What’s really happening here is all about who is in charge. When I was young, even though I told my parents “I can do it myself!,” in reality I always knew they were in charge. Now I am an adult and have put away childish things – so I should finally be the one with all the answers, right? And yet I find, over and over, that I don’t know as much as I think I know, and that the kids I think should be listening to me are instead the ones I need to listen to. When do I get to be the one with all the answers?
Never. Thanks be to God.
God has not created any of us, at any age, to be omniscient. To know it all. We will never grow old or wise enough to have all the answers. Only God knows all. This is a good, good, thing. If the world depended solely on what Stephanie knew, we’d be in a heap of trouble. For while I can tell you many facts about pet rabbits and Baptist polity and the 12 Steps, there is more to life than that. I know almost nothing about the new math my daughter-in-law teaches, and sometimes I can’t even figure out how to work the TV remote.
God has created all of us with wisdom to have, share, and receive. This includes generational knowledge as our world evolves. We ignore this at our, and the world’s, peril. Whenever one generation dismisses another outright, we are working with a narrow world view and a much smaller life portfolio. When I stay open to new ideas, even when they come from those I once taught myself, I continue to learn and to grow.
I don’t stay open in order to change myself into a young person again – a 57-year-old who tries to act like a 25-year-old isn’t young, just lost. I also don’t stay open to young ideas in order for the kids to think I’m “woke” (aka “groovy”). This isn’t about popularity. I stay open so that I can be who God created Stephanie to be: the learned yet still learning, groovy yet still growing, weary yet wondering, 57-year-old child of God.
To those older than me who I once acted too smart around, and to those younger than me who are pained when I don’t understand the new lessons, I offer myself. I offer myself to continue to learn. I offer myself to be forgiven when I stumble. I offer myself to continue to be molded into the person God longs for me to be. And I offer you thanks for believing in me enough to teach me.
I close with some of the words of a song that was “new” at one time (1973!).
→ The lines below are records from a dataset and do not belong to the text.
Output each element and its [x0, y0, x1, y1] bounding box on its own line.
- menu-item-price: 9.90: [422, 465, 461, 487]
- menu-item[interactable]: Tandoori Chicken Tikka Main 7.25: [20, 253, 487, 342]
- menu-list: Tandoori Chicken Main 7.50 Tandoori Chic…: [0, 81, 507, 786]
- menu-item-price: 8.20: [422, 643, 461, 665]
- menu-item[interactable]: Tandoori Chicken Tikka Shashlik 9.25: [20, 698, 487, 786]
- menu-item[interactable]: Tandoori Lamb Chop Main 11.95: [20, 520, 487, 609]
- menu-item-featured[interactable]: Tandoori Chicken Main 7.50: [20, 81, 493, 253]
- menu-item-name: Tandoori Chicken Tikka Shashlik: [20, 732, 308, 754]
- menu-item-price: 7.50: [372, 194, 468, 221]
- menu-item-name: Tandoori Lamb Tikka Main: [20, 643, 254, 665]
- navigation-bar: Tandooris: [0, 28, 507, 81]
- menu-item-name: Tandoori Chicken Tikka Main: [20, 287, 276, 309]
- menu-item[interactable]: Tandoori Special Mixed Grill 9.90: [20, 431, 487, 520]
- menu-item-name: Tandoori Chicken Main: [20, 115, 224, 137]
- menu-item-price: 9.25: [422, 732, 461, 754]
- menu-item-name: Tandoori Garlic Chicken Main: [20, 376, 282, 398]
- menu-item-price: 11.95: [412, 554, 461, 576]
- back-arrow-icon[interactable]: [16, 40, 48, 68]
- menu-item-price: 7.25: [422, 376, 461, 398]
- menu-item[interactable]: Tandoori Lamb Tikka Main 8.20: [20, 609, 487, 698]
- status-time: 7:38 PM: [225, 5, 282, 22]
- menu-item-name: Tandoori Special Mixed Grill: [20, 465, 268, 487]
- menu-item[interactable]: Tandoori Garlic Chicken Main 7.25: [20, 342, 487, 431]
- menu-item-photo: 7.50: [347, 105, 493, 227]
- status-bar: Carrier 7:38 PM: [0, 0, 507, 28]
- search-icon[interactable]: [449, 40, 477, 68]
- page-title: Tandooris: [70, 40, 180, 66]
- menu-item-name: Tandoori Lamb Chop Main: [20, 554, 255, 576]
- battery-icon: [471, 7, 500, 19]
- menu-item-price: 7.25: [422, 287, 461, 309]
It’s not new now, but it still has a word to teach me, and maybe you too: From Bob Dylan:
May God bless and keep you always May your wishes all come true May you always do for others And let others do for you…
May you grow up to be righteous May you grow up to be true May you always know the truth And see the light surrounding you May you always be courageous Stand upright and be strong May you stay forever young.